Başında olmayan babası iki evli bir pislik olan, annesi okuma yazma bilmeyen; bir yandan okul için sürekli ne yapıp yapmadığını; çalışıp çalışmadığını ensesine dikili gözlemleyen dedesi, amcası ve hatta yengesi başında bir genç...
Bu gencin, üzerindeki psikolojik baskı, kendini bırakma, iç karmaşa ve huzursuzluğu hissedemiyor musunuz sahi? Bu kadar mı "Umut yok"a yoğunlaştınız laf sokmak adına? Buradan konuyu üstünden okuyan birisi olarak ben bile hissettim. O, muhtemelen kendinden, hayattan umudu kesmeye yöneldi bile, kendini yaktığının farkında değil, siz ise "Bir zanaat öğrensin bari, hiç umudu yok, eltime de lafı koyayım hak etti çünkü okuma yazma bilmeyen inatçı bir cahil"e bağlamışsınız.
Bu genci bir psikolog ile buluşturmak, düzenli birkaç seans ile içini dökmesini sağlamak hiç mi aklınızın köşesine ilişmedi?
Ülkenin sınav sistemi, üni.lerin boş öğrencilerle doldurulması üzerine konuşursak, memnun değilim.
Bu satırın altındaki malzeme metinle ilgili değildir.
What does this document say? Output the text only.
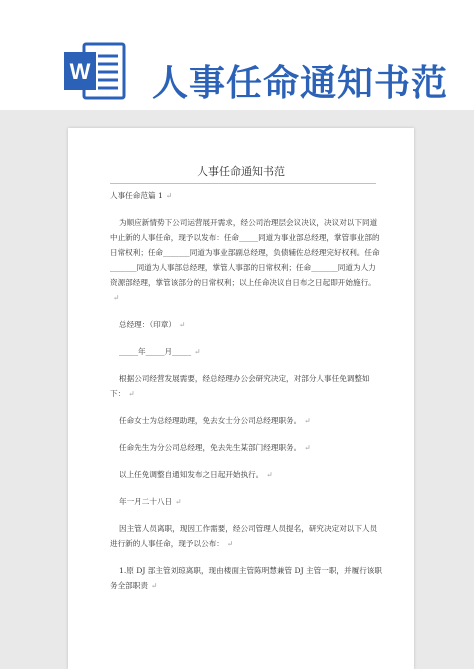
W 人事任命通知书范
人事任命通知书范

人事任命范篇 1 ↵

为顺应新情势下公司运营展开需求，经公司治理层会议决议，决议对以下同道中止新的人事任命，现予以发布：任命_____同道为事业部总经理，掌管事业部的日常权利；任命_______同道为事业部副总经理，负债辅佐总经理完好权利。任命_______同道为人事部总经理，掌管人事部的日常权利；任命_______同道为人力资源部经理，掌管该部分的日常权利；以上任命决议自日布之日起即开始施行。↵

总经理：（印章） ↵

_____年_____月_____ ↵

根据公司经营发展需要，经总经理办公会研究决定，对部分人事任免调整如下： ↵

任命女士为总经理助理，免去女士分公司总经理职务。 ↵

任命先生为分公司总经理，免去先生某部门经理职务。 ↵

以上任免调整自通知发布之日起开始执行。 ↵

年一月二十八日 ↵

因主管人员离职，现因工作需要，经公司管理人员提名，研究决定对以下人员进行新的人事任命，现予以公布： ↵

1.原 DJ 部主管刘琼离职，现由楼面主管陈明慧兼管 DJ 主管一职，并履行该职务全部职责 ↵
Herkes okumalı ancak her önüne gelen üni. kazanamamalı ki bir kıymeti olsun; lise düzeyi, üni. gibi donanımlı işlenecek eğitim-öğretim kalitesinde olsun, okuma-yazma bilmeyen kimse kalmasın vb. bu konular apayrı ve bunları desteklerim. Ama sizin şu haldeki durumunuz, niyetinizin hoş olmadığını hissettiriyor.
Çocuğun hayatı kayıyor, siz laf sokma peşindesiniz.
Öyle "Zanaat öğrensin, olmayacak bundan" demek nasıl bir eski kafadır, nasıl anneyi, çocuğu, zanaatkarları küçümseyip maydanoz olmadır bunu bir düşünün. Size kalmadı bunun kararı.
Gerçek bir iyilik yapmak istiyorsanız, madem bu kadar müdahil olasınız var, eşinizle konuşup, "Okkalı laflar sokmadan, çenenizi kapalı tutarak" gencin psikolojik destek almasına önayak olun.